An obvious ancient practice of exchange, in


many common law jurisdictions, it is now
governed by statutory law. A contract of sale
may be absolute or conditional depending
upon the desire of contracting parties.
CONTRACT OF PRIVACY
The doctrine of privity of contract is
a common law principle which provides that
a contract cannot confer rights or impose
obligations upon any person who is not a
party to the contract.

The premise is that only parties to contracts


should be able to sue to enforce their rights
or claim damages as such. However, the
doctrine has proven problematic because of
its implications upon contracts made for the
benefit of third parties who are unable to
enforce the obligations of the contracting
parties. In the UK, the doctrine has been
substantially weakened by the Contracts
(Rights of third Parties) Act 1999 creating
exceptions to privity of contract.
CLICK WRAP CONTRACT

A clickwrap agreement is a type of contract


that is widely used with software licenses
and online transactions in which a user must
agree to terms and conditions prior to using
the product or service.

The format and content of clickwrap


agreements vary by vendor.

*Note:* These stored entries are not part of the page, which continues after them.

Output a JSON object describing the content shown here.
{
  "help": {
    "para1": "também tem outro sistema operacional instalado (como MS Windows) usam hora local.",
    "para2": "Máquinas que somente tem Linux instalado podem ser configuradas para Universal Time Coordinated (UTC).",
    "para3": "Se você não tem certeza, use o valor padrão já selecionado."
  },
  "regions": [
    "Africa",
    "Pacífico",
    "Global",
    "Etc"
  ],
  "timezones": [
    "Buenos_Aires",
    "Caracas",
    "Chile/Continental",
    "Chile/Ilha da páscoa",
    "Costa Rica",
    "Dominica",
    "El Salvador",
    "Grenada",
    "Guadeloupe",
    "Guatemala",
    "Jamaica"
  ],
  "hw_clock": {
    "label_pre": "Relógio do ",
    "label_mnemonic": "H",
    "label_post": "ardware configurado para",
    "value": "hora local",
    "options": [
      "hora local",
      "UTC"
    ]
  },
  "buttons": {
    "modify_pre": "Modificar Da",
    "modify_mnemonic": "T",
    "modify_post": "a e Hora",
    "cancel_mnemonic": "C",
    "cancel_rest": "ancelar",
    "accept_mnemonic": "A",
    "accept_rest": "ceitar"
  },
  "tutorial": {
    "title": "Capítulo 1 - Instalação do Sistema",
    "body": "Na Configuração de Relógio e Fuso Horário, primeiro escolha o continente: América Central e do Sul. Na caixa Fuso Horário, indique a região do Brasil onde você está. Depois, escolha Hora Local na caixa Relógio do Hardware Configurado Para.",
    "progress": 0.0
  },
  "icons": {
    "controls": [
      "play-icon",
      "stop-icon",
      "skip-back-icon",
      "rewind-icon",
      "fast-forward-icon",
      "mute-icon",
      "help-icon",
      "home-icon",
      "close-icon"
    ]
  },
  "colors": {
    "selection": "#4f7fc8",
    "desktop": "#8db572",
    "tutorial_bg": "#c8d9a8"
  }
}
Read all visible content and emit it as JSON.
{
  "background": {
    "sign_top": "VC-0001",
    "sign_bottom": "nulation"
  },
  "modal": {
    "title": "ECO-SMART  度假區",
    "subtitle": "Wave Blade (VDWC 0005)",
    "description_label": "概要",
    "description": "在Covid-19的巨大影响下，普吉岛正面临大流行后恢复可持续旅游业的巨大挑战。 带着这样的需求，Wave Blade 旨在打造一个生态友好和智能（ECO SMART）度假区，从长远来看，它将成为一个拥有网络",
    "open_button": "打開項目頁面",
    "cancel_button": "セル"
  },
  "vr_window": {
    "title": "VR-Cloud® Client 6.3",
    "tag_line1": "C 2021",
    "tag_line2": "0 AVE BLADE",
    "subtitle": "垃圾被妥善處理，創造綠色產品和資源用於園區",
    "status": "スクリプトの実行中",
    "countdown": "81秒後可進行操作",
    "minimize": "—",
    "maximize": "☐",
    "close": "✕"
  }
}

However, most
of clickwrap agreements require the consent
of end users by clicking an "OK," "I Accept"
or "I Agree" button on a pop-up window or a
dialog box. The user may reject the
agreement by clicking the Cancel button or
closing the window. Once rejected, the user
us unable to use the service or product.

A clickwrap agreement is also known as a


clickwrap license or clickthrough agreement.
SHRINK WRAP CONTRACT
Shrink wrap contracts are boilerplate or
license agreements or other terms and
conditions which are packaged with the
products. The usage of the product deems
the acceptance of the contract by the
consumer. The term ‘Shrink Wrap’ describes
the shrink wrap plastic wrapping which coats
software boxes or the terms and conditions
which come with products on delivery. PC
programming organizations broadly depend
on the utilization of “shrinkwrap” permit
assertions in the mass business sector
circulation of programming. “Shrinkwrap”
assertions are unsigned permit
understandings which state that
acknowledgment on the client of the terms of
the assertion is demonstrated by opening the
shrinkwrap bundling or other

Bundling of the product, by utilization of the


product, or by some other determined
instrument.
PC organizations have for the most part
chosen to permit duplicates of PC projects to
end clients, instead of to offer those
duplicates, for the accompanying central
reasons: To invalidate the “convention of
first deal,” which holds that once a duplicate
of a copyrighted work has been sold, the
copyright holder’s rights in that specific
duplicate are depleted, and the duplicate
might be uninhibitedly exchanged, rented,
loaned or generally arranged of. To put the
client on notification of the terms of the
guarantee, if any, made by the seller
concerning the product, and to repudiate
different guarantees as per the procurements
of the Uniform Commercial Code (UCC).